14 December 2008

The "Trickle Up" Effect: Give Blacks Bailout Money


My buddy called me yesterday. I heard a lot of noise in the background.

"Where are you?" I asked. "A party? Sounds like there are a lot of people around you."

"I'm at Lenox Mall. Man," he said, "you know what they need to do with that bailout money? They don't need to give it to the banks and the carmakers. They need to give it to black people."

I started laughing before he could explain, because I knew exactly where he was headed.

"Hey man," he said, "are you listening to me?"

"Dude, I can hear you. I just got this visual-"

"Don't say anything else. Just listen. You know that seven hundred billion dollars? They need to take the all of it - the whole thing - and just give it to us. We'll have the economy back on its feet in no time, because we will spend it all. Every last dollar."

It was kind of hard to argue with his logic. We did have a consumer driven society. And the president has told us over and over, whenever we've had huge problems with the economy stalling, to "get out there and shop."

"Dude, you have absolutely no sense. But it would bring the automakers back to profitability almost overnight."

"Come on, man. You know we'll spend it. This mall is full of brothers shopping right now with no money. I just saw a brother trying to pay for some stuff at Macy's. The cashier repeated "no sir, that one won't go through" each time she swiped one of his credit cards through her register. So the brother pulls out his last credit card. He looks at her and says, 'I know this one will work.' And it did."

Many of us have literally transformed our brains into barcode readers.

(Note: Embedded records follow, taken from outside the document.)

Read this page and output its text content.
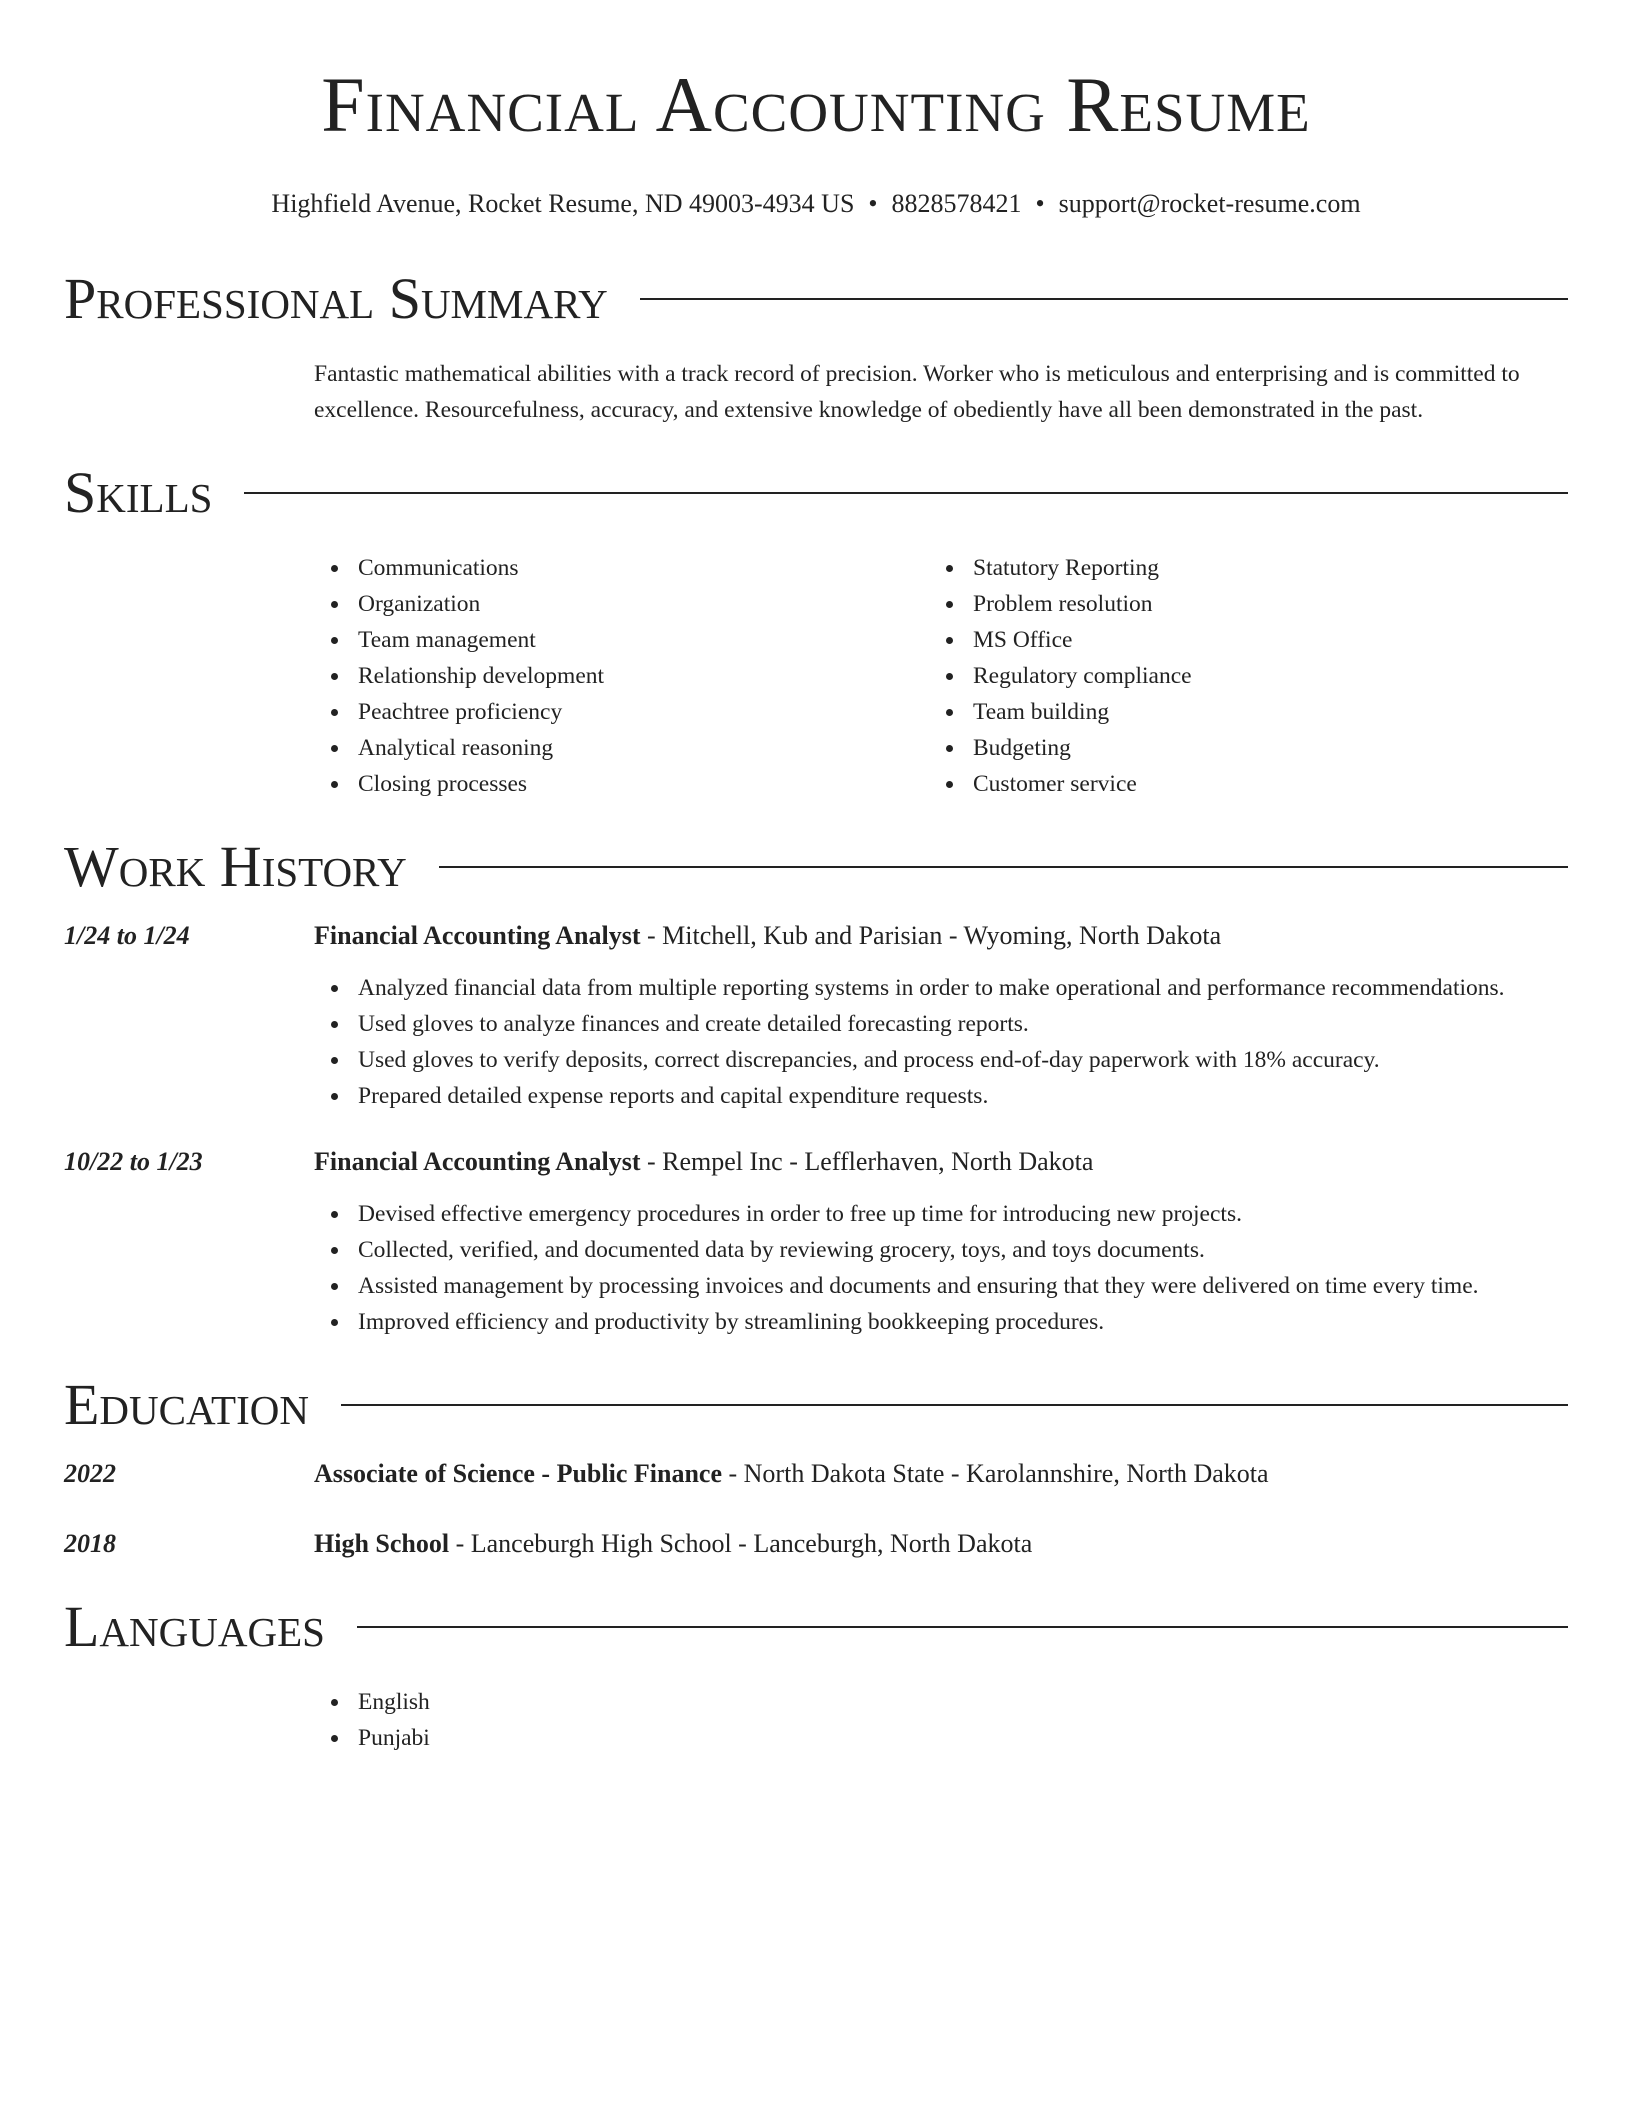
Financial Accounting Resume
Highfield Avenue, Rocket Resume, ND 49003-4934 US • 8828578421 • support@rocket-resume.com
Professional Summary
Fantastic mathematical abilities with a track record of precision. Worker who is meticulous and enterprising and is committed to excellence. Resourcefulness, accuracy, and extensive knowledge of obediently have all been demonstrated in the past.
Skills
Communications
Organization
Team management
Relationship development
Peachtree proficiency
Analytical reasoning
Closing processes
Statutory Reporting
Problem resolution
MS Office
Regulatory compliance
Team building
Budgeting
Customer service
Work History
1/24 to 1/24	Financial Accounting Analyst - Mitchell, Kub and Parisian - Wyoming, North Dakota
Analyzed financial data from multiple reporting systems in order to make operational and performance recommendations.
Used gloves to analyze finances and create detailed forecasting reports.
Used gloves to verify deposits, correct discrepancies, and process end-of-day paperwork with 18% accuracy.
Prepared detailed expense reports and capital expenditure requests.
10/22 to 1/23	Financial Accounting Analyst - Rempel Inc - Lefflerhaven, North Dakota
Devised effective emergency procedures in order to free up time for introducing new projects.
Collected, verified, and documented data by reviewing grocery, toys, and toys documents.
Assisted management by processing invoices and documents and ensuring that they were delivered on time every time.
Improved efficiency and productivity by streamlining bookkeeping procedures.
Education
2022	Associate of Science - Public Finance - North Dakota State - Karolannshire, North Dakota
2018	High School - Lanceburgh High School - Lanceburgh, North Dakota
Languages
English
Punjabi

Buying stuff at the mall every weekend has become one of our favorite pastimes. Bragging about the stuff we get that has not even been paid for yet is our second favorite pastime. Dreaming about the stuff we're going to get next is our third.

I have several cousins who could be professional shoppers, they spend so much of their free time in clothing stores. One of them, who aspires to be the black Imelda Marcos, seems to have forgotten that the Marcos credit cards were paid with stolen government money. And our own resident shopping diva-in-training gets as excited about "store credit" as you do about your tax refund.

So my buddy might be onto something.

I decided to do the math, just to humor myself. There are approximately forty million black people in the United States. Seven hundred billion divided by forty million is $17,500 per person.

If you assume that half of us are adult aged, and only divide seven hundred billion by twenty million, you get a nice, even $35,000 per person.

Think of all the car downpayments, plasma TV's, roofs, home additions, hairdos, restaurant outings, dental work, home furnishings, and yes, shoes, shoes, and more shoes that would be bought in the next six three months.

Henry Paulson, I know you read this blog on the sly, while you are waiting by the phone for all those banks you gave all our money to call you back with status reports. You might want to run the numbers on my buddies idea.

The "trickle up" effect could be enormous.



2 comments:

  1. Well, this is our life, writ large (and larger). This is, unfortunately a tenable solution, looking closely like the one being implemented inch by inch as interest rates sneak to zero... "Last week the Fed began printing money to buy mortgage debt directly. The aim is to drive down the long-term interest rates used for most US home loans. The Bernanke speech is being put into practice, almost to the letter."
    http://tinyurl.com/gimmedaloot

    The Fed buying mortgage debt directly could alternately be considered a delivery of this money, except we don't get to spend it at the mall. The upside? A shorter path to the inevitable hyper-inflation - and anarchy.

    But, I think they're determined to get to anarchy one way or another - either by watching this high-class banana republic take shape or by letting the banks (i.e. big money gangsta dudes) fail.

    History says big money gangsta dudes don't fail often, as they got means to, um, disincent that.

    thx, BMT.

    hustleandfloe

    ReplyDelete
  2. my $35,000 would be a great down payment on this claret red Escalade with some cold-blooded rims i've had my eye on for the past year!

    hmmmm... i think your buddy's plan may work!